OLVM: remove snapshot broken

ChristianRe
ChristianRe Member, Orion GCS Customer Posts: 1 Green Ribbon

Hi all,


I just upgraded my OLVM lab this morning and bad surprise, it seems that removing live a snapshot is broken.

Step to reproduce:

  1. start a vm
  2. create a snapshot
  3. delete the snapshot => erreur in virt-engine, disk snapshot is tagged as "Illegal"
  4. vdsm.log: libvirtError: internal error .. doesn't match expected (see vdsm.log below)

To recover you have to:

a. cleanup in engine database with script "unlock_entity.sh" (remove Illegal flag)

b. stop the vm

c. remove the snapshot

d. restart the vm

(snapshot can also bemoved after the vm has been restarted!)


Anybody has the same issue ?

Was working before patch !!


Rgds

/Christian


log:

021-03-05 11:35:04,328+0100 ERROR (jsonrpc/7) [virt.vm] (vmId='f9b81502-dc90-46bf-9ff5-92c5c05f67b8') Live merge failed (job: 66306095-955a-4508-8ad4-e7ca8b921213) (vm:5957)

Traceback (most recent call last):

 File "/usr/lib/python2.7/site-packages/vdsm/virt/vm.py", line 5955, in merge

  bandwidth, flags)

 File "/usr/lib/python2.7/site-packages/vdsm/virt/virdomain.py", line 100, in f

  ret = attr(*args, **kwargs)

 File "/usr/lib/python2.7/site-packages/vdsm/common/libvirtconnection.py", line 131, in wrapper

  ret = f(*args, **kwargs)

 File "/usr/lib/python2.7/site-packages/vdsm/common/function.py", line 94, in wrapper

  return func(inst, *args, **kwargs)

 File "/usr/lib64/python2.7/site-packages/libvirt.py", line 719, in blockCommit

  if ret == -1: raise libvirtError ('virDomainBlockCommit() failed', dom=self)

libvirtError: internal error: qemu block name 'json:{"backing": {"driver": "raw", "file": {"driver": "host_device", "filename": "/rhev/data-center/mnt/blockSD/6f1fa90f-27a6-4907-9e01-431c865aa203/images/d88edd28-b7dd-4e7d-8710-220ec8ee51a5/b2baa19f-7c3b-4c40-8223-b01cbc0d6929"}}, "driver": "qcow2", "file": {"driver": "host_device", "filename": "/rhev/data-center/mnt/blockSD/6f1fa90f-27a6-4907-9e01-431c865aa203/images/d88edd28-b7dd-4e7d-8710-220ec8ee51a5/a22f5909-4540-4e09-a3cb-f81e46a6d3b3"}}' doesn't match expected '/rhev/data-center/mnt/blockSD/6f1fa90f-27a6-4907-9e01-431c865aa203/images/d88edd28-b7dd-4e7d-8710-220ec8ee51a5/a22f5909-4540-4e09-a3cb-f81e46a6d3b3'

Comments

  • fcardax
    fcardax Member Posts: 0 Green Ribbon

    Hello Chrisitan.

    I've the same problem I opened a casa yesterday still trying to figured out a solution.

    All the snapshot are marked illegal and is not possible to remove.

  • ChristianRe
    ChristianRe Member, Orion GCS Customer Posts: 1 Green Ribbon

    Sounds very similar to

    https://bugzilla.redhat.com/show_bug.cgi?id=1785939

  • ChristianRe
    ChristianRe Member, Orion GCS Customer Posts: 1 Green Ribbon

    Doc ID 2757406.1

    "The live merge bugs which will be fixed in 4.4.x from upstream."

    It means we have to wait OLVM4.4 (ie ovirt4.4) to have this problem fixed.. and no date is announced for olvm4.4..

    It means we can currently not remove any snapshot with vm running !!

  • fcardax
    fcardax Member Posts: 0 Green Ribbon

    I read all thread on bugzilla and yes is our problem.
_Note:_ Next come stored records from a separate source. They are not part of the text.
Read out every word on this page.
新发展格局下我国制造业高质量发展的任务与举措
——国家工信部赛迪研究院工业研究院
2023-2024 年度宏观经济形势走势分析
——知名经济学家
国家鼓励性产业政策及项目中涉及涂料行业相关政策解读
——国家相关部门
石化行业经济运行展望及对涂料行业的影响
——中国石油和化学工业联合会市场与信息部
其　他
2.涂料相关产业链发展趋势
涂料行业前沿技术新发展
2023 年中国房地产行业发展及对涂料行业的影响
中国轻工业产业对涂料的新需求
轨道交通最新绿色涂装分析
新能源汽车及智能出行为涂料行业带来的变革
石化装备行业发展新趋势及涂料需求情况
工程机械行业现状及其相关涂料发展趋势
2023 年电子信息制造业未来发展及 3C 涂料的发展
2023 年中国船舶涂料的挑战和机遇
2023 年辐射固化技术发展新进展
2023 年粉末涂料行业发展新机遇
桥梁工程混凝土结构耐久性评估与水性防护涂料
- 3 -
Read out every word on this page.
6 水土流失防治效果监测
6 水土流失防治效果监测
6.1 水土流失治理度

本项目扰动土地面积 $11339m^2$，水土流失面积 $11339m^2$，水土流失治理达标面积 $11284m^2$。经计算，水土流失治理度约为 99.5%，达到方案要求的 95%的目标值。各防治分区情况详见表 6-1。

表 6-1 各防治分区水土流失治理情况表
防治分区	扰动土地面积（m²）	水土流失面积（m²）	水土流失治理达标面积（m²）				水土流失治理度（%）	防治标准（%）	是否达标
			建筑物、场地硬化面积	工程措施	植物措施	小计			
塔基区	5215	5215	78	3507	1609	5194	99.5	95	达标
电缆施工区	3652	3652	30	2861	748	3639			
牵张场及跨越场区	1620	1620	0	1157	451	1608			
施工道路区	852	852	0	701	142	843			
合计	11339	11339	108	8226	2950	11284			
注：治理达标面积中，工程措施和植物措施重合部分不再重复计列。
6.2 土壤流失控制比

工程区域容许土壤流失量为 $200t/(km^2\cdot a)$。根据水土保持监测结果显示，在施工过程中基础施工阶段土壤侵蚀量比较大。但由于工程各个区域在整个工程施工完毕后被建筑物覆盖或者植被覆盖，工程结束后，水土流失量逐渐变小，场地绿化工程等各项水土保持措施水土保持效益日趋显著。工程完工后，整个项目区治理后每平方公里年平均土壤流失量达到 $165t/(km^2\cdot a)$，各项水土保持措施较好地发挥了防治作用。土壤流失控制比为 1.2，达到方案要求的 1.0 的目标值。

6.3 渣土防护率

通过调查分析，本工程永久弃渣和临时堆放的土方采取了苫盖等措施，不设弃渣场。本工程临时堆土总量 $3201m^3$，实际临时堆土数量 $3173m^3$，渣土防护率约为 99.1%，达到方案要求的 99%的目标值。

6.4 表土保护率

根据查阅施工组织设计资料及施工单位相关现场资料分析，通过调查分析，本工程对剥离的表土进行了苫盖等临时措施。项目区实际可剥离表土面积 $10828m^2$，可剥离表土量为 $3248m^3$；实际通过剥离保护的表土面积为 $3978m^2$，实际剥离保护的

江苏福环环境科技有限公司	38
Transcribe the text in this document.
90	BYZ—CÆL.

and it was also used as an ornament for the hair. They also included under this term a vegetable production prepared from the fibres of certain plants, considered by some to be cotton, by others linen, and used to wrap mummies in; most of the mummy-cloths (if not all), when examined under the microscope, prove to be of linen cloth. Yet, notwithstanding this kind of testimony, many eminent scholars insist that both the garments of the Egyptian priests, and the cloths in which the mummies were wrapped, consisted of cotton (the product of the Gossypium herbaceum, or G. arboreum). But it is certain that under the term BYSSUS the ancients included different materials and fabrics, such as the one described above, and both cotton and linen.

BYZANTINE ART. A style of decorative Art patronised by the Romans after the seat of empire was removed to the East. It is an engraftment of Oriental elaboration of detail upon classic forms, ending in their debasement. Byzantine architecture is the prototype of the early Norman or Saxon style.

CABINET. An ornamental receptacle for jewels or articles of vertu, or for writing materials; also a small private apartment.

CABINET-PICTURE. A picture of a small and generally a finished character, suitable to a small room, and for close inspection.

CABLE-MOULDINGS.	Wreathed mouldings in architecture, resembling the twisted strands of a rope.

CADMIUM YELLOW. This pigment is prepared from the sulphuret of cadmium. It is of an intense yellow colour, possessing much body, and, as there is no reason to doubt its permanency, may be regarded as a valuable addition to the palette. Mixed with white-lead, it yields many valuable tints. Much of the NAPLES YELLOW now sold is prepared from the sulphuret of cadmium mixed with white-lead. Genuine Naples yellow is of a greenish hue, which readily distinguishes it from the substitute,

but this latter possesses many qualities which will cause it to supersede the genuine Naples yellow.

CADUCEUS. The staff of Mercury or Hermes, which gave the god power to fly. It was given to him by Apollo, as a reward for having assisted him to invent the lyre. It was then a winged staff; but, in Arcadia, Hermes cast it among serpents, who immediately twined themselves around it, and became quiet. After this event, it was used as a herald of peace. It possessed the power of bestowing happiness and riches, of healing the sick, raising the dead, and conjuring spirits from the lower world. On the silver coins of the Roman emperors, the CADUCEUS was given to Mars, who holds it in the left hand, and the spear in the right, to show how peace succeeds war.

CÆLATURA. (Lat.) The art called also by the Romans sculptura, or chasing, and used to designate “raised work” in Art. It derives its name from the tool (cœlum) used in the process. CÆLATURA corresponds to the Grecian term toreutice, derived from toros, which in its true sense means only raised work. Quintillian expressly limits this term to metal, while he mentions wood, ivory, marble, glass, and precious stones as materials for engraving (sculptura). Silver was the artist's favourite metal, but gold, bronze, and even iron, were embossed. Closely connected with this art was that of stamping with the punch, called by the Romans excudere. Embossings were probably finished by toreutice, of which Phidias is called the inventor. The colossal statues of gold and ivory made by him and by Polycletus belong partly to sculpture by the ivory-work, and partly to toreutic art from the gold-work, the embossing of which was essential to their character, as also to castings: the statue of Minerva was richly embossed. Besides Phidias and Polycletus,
They refer to a bug in qemu as you said seems to be resolved in 4.4

    Anyway we don't actuality have any 4.4 Oracle release a few days ago I opened a case and I'm waiting a response.

    without snapshot I can't make any backup without backup I don't sleep very well.

  • ChristianRe
    ChristianRe Member, Orion GCS Customer Posts: 1 Green Ribbon

    Exactly, "vprotect" does not like at all this issue..

    If Oracle Support provide a solution for this case, I would appreciate if you share it here. THX.

  • fcardax
    fcardax Member Posts: 0 Green Ribbon

    @ChristianRe Oracle is still figuring out the problem. Anyway I made a Test Enviromant today and I foud out a workround.

    Downgrade all the qemu package: yum downgrade qemu-kvm-3.1.0-7.el7.x86_64 qemu-system-x86-3.1.0-7.el7.x86_64 qemu-system-x86-core-3.1.0-7.el7.x86_64 qemu-common-3.1.0-7.el7.x86_64

    After that you are able to manage the snapshot as always. Anyway I guess the qemu people will made a patch.

    Now i will stress my enviromant and eventyally i'll downgrade only on a few production cluster just to be sure don't catch any other issue.

  • ChristianRe
    ChristianRe Member, Orion GCS Customer Posts: 1 Green Ribbon

    Thanks a lot for this feedback.

    Your workaround works perfectly and my lab run correctly again.

    I hope Oracle will make pressure to get a fix soon...